A strong narrative line is rarely seen as a problem!

We should be able to easily and briefly answer the question “what is the film about?”.

Practical Issues

In general we spend about four weeks actually filming on location. Normally this is undertaken in one shoot.

We are however also interested in exploring the possibility of making at least some films on a longer timescale, spending several months in the field with the anthropologist. Please get in touch with us if this way of working would interest you.

Once we’ve decided to make a film, we’ll draw up a contract and agree a fee. From this stage we will also pay all your reasonable expenses—which obviously includes getting to the field for the shoot, etc.

During a four week shoot, give up any ideas you might have for doing some extra fieldwork. There won’t be time.

We will organise all necessary permissions and logistics, although we will of course need your help and advice. We have experience of patient and tactful negotiations in more than thirty countries.

All interviews take place, and are broadcast in the indigenous language. We use subtitles in the completed film. This means a lot of translation and thus work for the anthropologist. The best way to stay on top of the situation, especially if you need local help, is to translate (usually on to audio tape), every interview, sentence by sentence, each night.

Usually, you have to act as our interpreter: formally, during interviews, and informally, throughout the shoot. However, we do realise that anthropologists’ language skills differ, and we are much more interested in communication than grammar.

In a normal shoot, four Granada personnel are usually involved: a producer/director, a researcher, a camera man or camera woman and a sound recordist.

We would normally expect the anthropologist to arrive at the location ahead of the film crew.

The Granada researcher (a television term: think of the researcher as an associate producer) normally spends some time in the country prior to the shoot and may have made an earlier separate visit in some cases.

All programmes have been made on 16 mm film, not video tape. The shooting ratio is usually about 15:1, i.e., we shoot about 15 hours of film, but we only use one hour.

Editing takes place in Manchester under the direction of the producer/director. The anthropologist normally attends the edit for a couple of days at the stage when the rough cut is completed (usually about six weeks after the edit starts). This means that the anthropologist is present before it has become too late to make changes, but late enough to see the shape of the film. We budget for eight or nine weeks editing.

The budget allows for gifts and/or payments for the community amongst whom we film. This is allocated in close consultation with the anthropologist. However, we never pay people merely to appear in the film. The budget also covers payment for work, separately from the above.

Arrangements are made for copies of the programme to be made available to host governments, regional institutions and, wherever practicable, the community themselves.

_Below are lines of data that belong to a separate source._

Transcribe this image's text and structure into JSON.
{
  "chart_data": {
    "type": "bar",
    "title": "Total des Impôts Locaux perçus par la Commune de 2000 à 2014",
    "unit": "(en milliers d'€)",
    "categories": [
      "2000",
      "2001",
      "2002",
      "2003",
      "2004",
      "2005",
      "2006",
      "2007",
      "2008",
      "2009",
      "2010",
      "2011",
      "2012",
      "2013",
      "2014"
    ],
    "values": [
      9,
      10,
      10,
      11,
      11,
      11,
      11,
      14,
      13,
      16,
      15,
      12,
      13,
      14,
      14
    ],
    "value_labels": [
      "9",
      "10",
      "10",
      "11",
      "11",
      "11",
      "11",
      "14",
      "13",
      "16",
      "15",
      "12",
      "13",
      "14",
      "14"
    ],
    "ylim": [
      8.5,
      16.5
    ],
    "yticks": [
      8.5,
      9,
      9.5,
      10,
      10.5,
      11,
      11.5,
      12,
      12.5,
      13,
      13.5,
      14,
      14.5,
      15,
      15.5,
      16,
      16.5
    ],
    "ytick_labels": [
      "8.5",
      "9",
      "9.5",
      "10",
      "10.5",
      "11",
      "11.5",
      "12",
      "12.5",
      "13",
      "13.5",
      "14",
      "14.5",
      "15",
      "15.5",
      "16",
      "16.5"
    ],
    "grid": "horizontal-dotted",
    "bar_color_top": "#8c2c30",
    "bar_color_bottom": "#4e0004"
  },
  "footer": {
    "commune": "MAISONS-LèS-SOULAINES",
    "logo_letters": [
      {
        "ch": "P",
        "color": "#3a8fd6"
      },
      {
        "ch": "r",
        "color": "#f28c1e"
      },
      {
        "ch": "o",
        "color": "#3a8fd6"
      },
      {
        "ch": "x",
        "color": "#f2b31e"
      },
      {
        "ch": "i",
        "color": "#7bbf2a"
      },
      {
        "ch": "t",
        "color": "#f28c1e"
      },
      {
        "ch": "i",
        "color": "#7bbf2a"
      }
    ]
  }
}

All footage not used in the completed film, along with audio tape, translation tapes, transcripts, etc., is carefully catalogued and retained in the Grenada archives.

The production team is a very small unit within Granada, and we are often out of the office (and the country). Please bear with us if we are slow in responding.

Disappearing World‘s series consultant, Dr. David Turton, (Department of Social Anthropology, University of Manchester, Roscoe Building, Brunswick Street, Manchester M13 9PL) has himself worked as anthropologist on several films and is available to discuss any aspect of our work with fellow anthropologists.

For the crew and for the anthropologist, making a Disappearing World is very hard work. We believe that the reward is worth it.